This is probably twentieth time this question arises. Discussion quickly boils down to people liking convenient syntax sugar Foldable instance gives (traverse pair, etc), versus people who don't like absurd semantic which becomes correct with such instances.

Personally, I'm in the second camp, but Foldable instance isn't going anywhere. But alternative Prelude is always the option.

On Wed, May 3, 2017 at 11:37 AM Michael Orlitzky <michael@orlitzky.com> wrote:
On 05/03/2017 04:44 AM, Chris Smith wrote:
> I'm also interested in Jonathon's question, so let me try to bring
> things back to the question.  Everyone agrees that there's only one
> reasonable way to define this instance if it exists.  But the question
> is: why is it defined at all?
>

`const 42` is an equally-reasonable implementation to me. If the output
is nonsense, who cares what particular nonsense it is?

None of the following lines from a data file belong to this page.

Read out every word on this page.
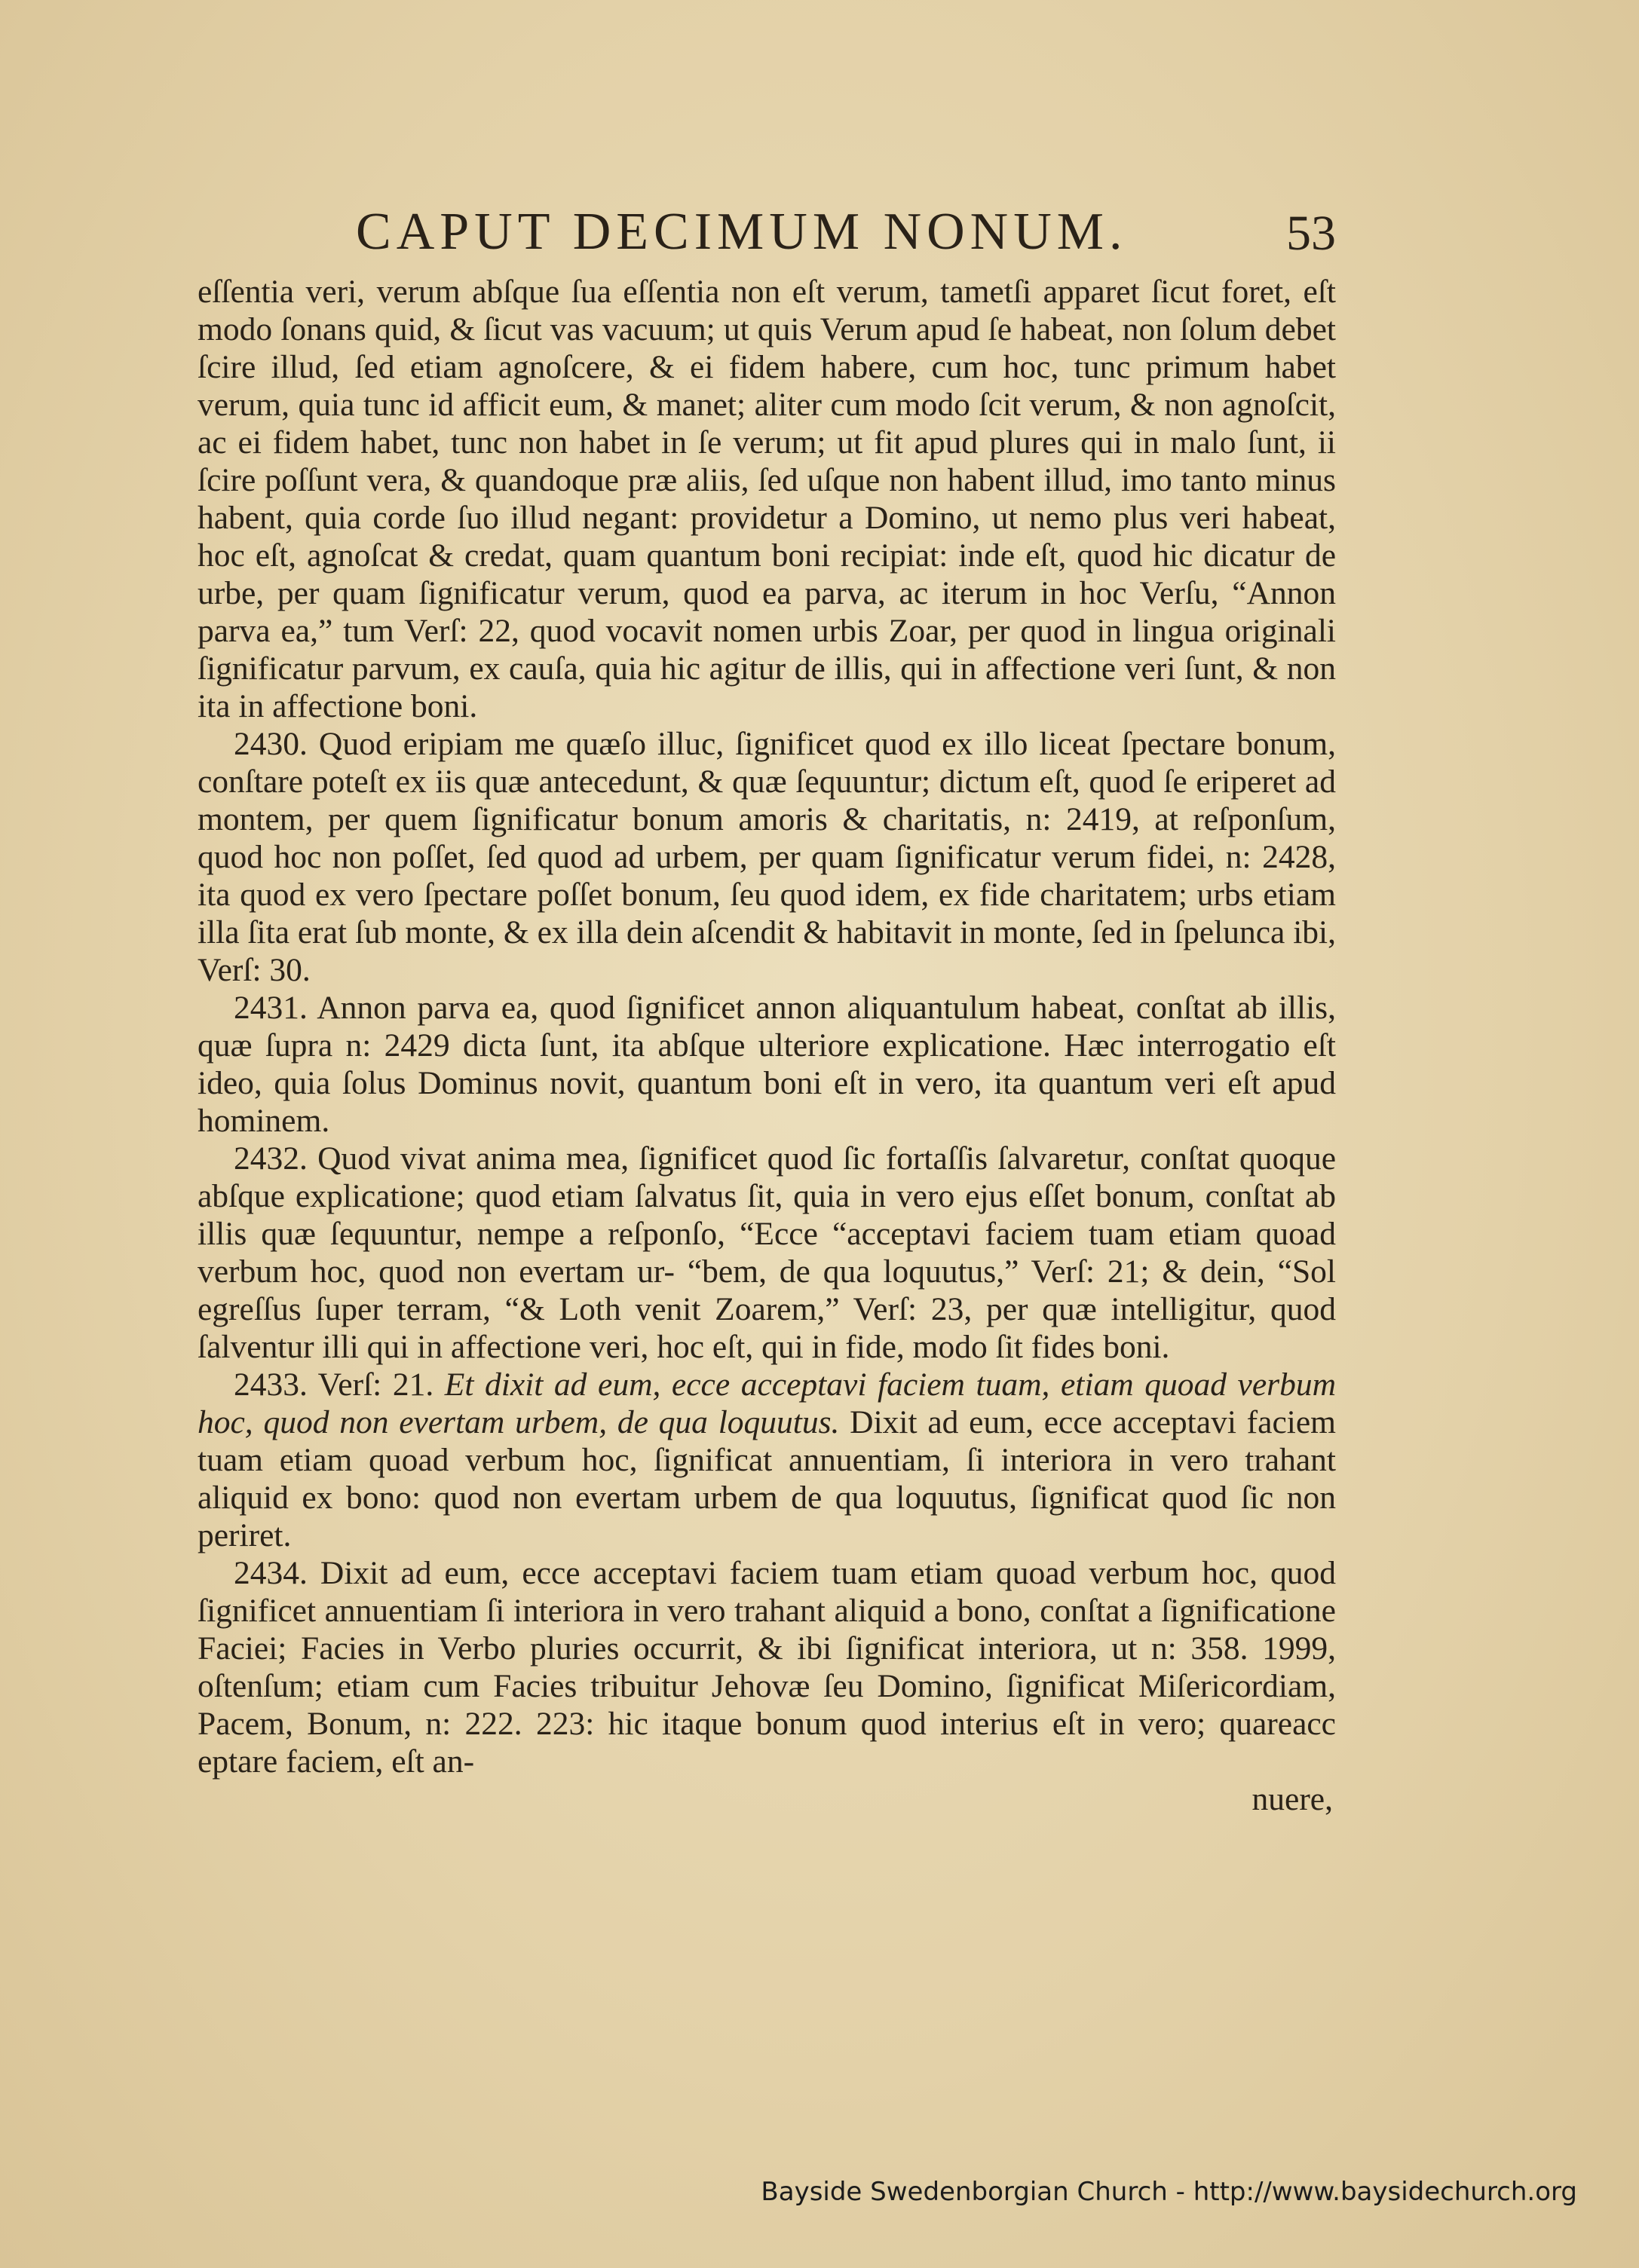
CAPUT DECIMUM NONUM.	53

eſſentia veri, verum abſque ſua eſſentia non eſt verum, tametſi apparet ſicut foret, eſt modo ſonans quid, & ſicut vas vacuum; ut quis Verum apud ſe habeat, non ſolum debet ſcire illud, ſed etiam agnoſcere, & ei fidem habere, cum hoc, tunc primum habet verum, quia tunc id afficit eum, & manet; aliter cum modo ſcit verum, & non agnoſcit, ac ei fidem habet, tunc non habet in ſe verum; ut fit apud plures qui in malo ſunt, ii ſcire poſſunt vera, & quandoque præ aliis, ſed uſque non habent illud, imo tanto minus habent, quia corde ſuo illud negant: providetur a Domino, ut nemo plus veri habeat, hoc eſt, agnoſcat & credat, quam quantum boni recipiat: inde eſt, quod hic dicatur de urbe, per quam ſignificatur verum, quod ea parva, ac iterum in hoc Verſu, “Annon parva ea,” tum Verſ: 22, quod vocavit nomen urbis Zoar, per quod in lingua originali ſignificatur parvum, ex cauſa, quia hic agitur de illis, qui in affectione veri ſunt, & non ita in affectione boni.

2430. Quod eripiam me quæſo illuc, ſignificet quod ex illo liceat ſpectare bonum, conſtare poteſt ex iis quæ antecedunt, & quæ ſequuntur; dictum eſt, quod ſe eriperet ad montem, per quem ſignificatur bonum amoris & charitatis, n: 2419, at reſponſum, quod hoc non poſſet, ſed quod ad urbem, per quam ſignificatur verum fidei, n: 2428, ita quod ex vero ſpectare poſſet bonum, ſeu quod idem, ex fide charitatem; urbs etiam illa ſita erat ſub monte, & ex illa dein aſcendit & habitavit in monte, ſed in ſpelunca ibi, Verſ: 30.

2431. Annon parva ea, quod ſignificet annon aliquantulum habeat, conſtat ab illis, quæ ſupra n: 2429 dicta ſunt, ita abſque ulteriore explicatione. Hæc interrogatio eſt ideo, quia ſolus Dominus novit, quantum boni eſt in vero, ita quantum veri eſt apud hominem.

2432. Quod vivat anima mea, ſignificet quod ſic fortaſſis ſalvaretur, conſtat quoque abſque explicatione; quod etiam ſalvatus ſit, quia in vero ejus eſſet bonum, conſtat ab illis quæ ſequuntur, nempe a reſponſo, “Ecce “acceptavi faciem tuam etiam quoad verbum hoc, quod non evertam ur- “bem, de qua loquutus,” Verſ: 21; & dein, “Sol egreſſus ſuper terram, “& Loth venit Zoarem,” Verſ: 23, per quæ intelligitur, quod ſalventur illi qui in affectione veri, hoc eſt, qui in fide, modo ſit fides boni.

2433. Verſ: 21. Et dixit ad eum, ecce acceptavi faciem tuam, etiam quoad verbum hoc, quod non evertam urbem, de qua loquutus. Dixit ad eum, ecce acceptavi faciem tuam etiam quoad verbum hoc, ſignificat annuentiam, ſi interiora in vero trahant aliquid ex bono: quod non evertam urbem de qua loquutus, ſignificat quod ſic non periret.

2434. Dixit ad eum, ecce acceptavi faciem tuam etiam quoad verbum hoc, quod ſignificet annuentiam ſi interiora in vero trahant aliquid a bono, conſtat a ſignificatione Faciei; Facies in Verbo pluries occurrit, & ibi ſignificat interiora, ut n: 358. 1999, oſtenſum; etiam cum Facies tribuitur Jehovæ ſeu Domino, ſignificat Miſericordiam, Pacem, Bonum, n: 222. 223: hic itaque bonum quod interius eſt in vero; quareacc eptare faciem, eſt an-

nuere,

Bayside Swedenborgian Church - http://www.baysidechurch.org
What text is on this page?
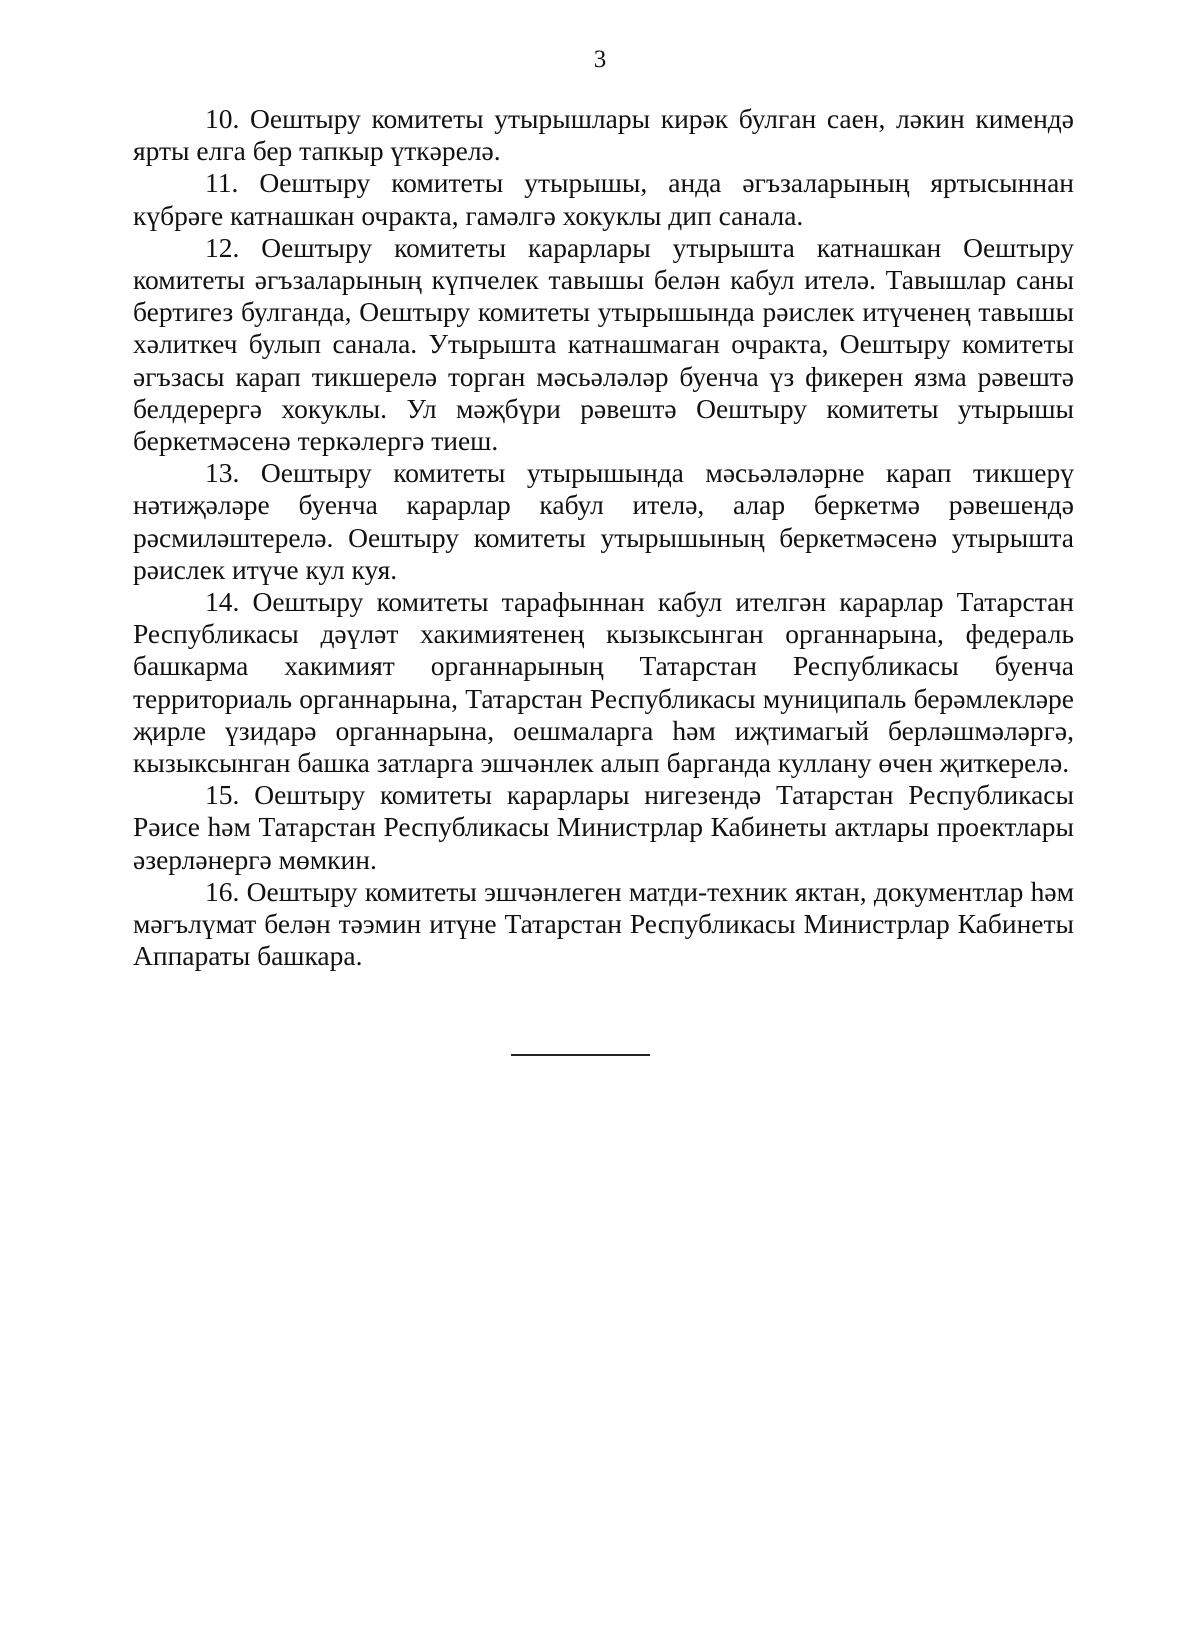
3

10. Оештыру комитеты утырышлары кирәк булган саен, ләкин кимендә ярты елга бер тапкыр үткәрелә.

11. Оештыру комитеты утырышы, анда әгъзаларының яртысыннан күбрәге катнашкан очракта, гамәлгә хокуклы дип санала.

12. Оештыру комитеты карарлары утырышта катнашкан Оештыру комитеты әгъзаларының күпчелек тавышы белән кабул ителә. Тавышлар саны бертигез булганда, Оештыру комитеты утырышында рәислек итүченең тавышы хәлиткеч булып санала. Утырышта катнашмаган очракта, Оештыру комитеты әгъзасы карап тикшерелә торган мәсьәләләр буенча үз фикерен язма рәвештә белдерергә хокуклы. Ул мәҗбүри рәвештә Оештыру комитеты утырышы беркетмәсенә теркәлергә тиеш.

13. Оештыру комитеты утырышында мәсьәләләрне карап тикшерү нәтиҗәләре буенча карарлар кабул ителә, алар беркетмә рәвешендә рәсмиләштерелә. Оештыру комитеты утырышының беркетмәсенә утырышта рәислек итүче кул куя.

14. Оештыру комитеты тарафыннан кабул ителгән карарлар Татарстан Республикасы дәүләт хакимиятенең кызыксынган органнарына, федераль башкарма хакимият органнарының Татарстан Республикасы буенча территориаль органнарына, Татарстан Республикасы муниципаль берәмлекләре җирле үзидарә органнарына, оешмаларга һәм иҗтимагый берләшмәләргә, кызыксынган башка затларга эшчәнлек алып барганда куллану өчен җиткерелә.

15. Оештыру комитеты карарлары нигезендә Татарстан Республикасы Рәисе һәм Татарстан Республикасы Министрлар Кабинеты актлары проектлары әзерләнергә мөмкин.

16. Оештыру комитеты эшчәнлеген матди-техник яктан, документлар һәм мәгълүмат белән тәэмин итүне Татарстан Республикасы Министрлар Кабинеты Аппараты башкара.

These are all objectively stupid results:

  length (2,3) = 1
  product (2,3) = 3
  sum (2,3) = 3
  or (True,False) = False

Of course you can make up some reasoning that will result in that
behavior. For example,

  * the type ((,) a) must be Traversable
  * all Traversables should be Foldables
  * the "length" function should work on Foldables
  * `const 1` is a fine implementation of length
  .. etc.

(Those are by no means the only assumptions that would lead to the same
results.)

But normally, when you have a set of assumptions that result in garbage,
you don't just shrug and try to convince yourself that maybe the
conclusions aren't so bad after all. The point of the type system is not
to put stupid behavior on solid theoretical grounds; it's to reject
incorrect programs, and "length (2,3)" is an incorrect program.

By analogy, ask the same question about, say, PHP.

Question: why is "foo" == TRUE in PHP?
Answer: it makes perfect sense, once you understand blah blah herp derp.

No, it's stupid, and your reasoning is stupid if you can justify it.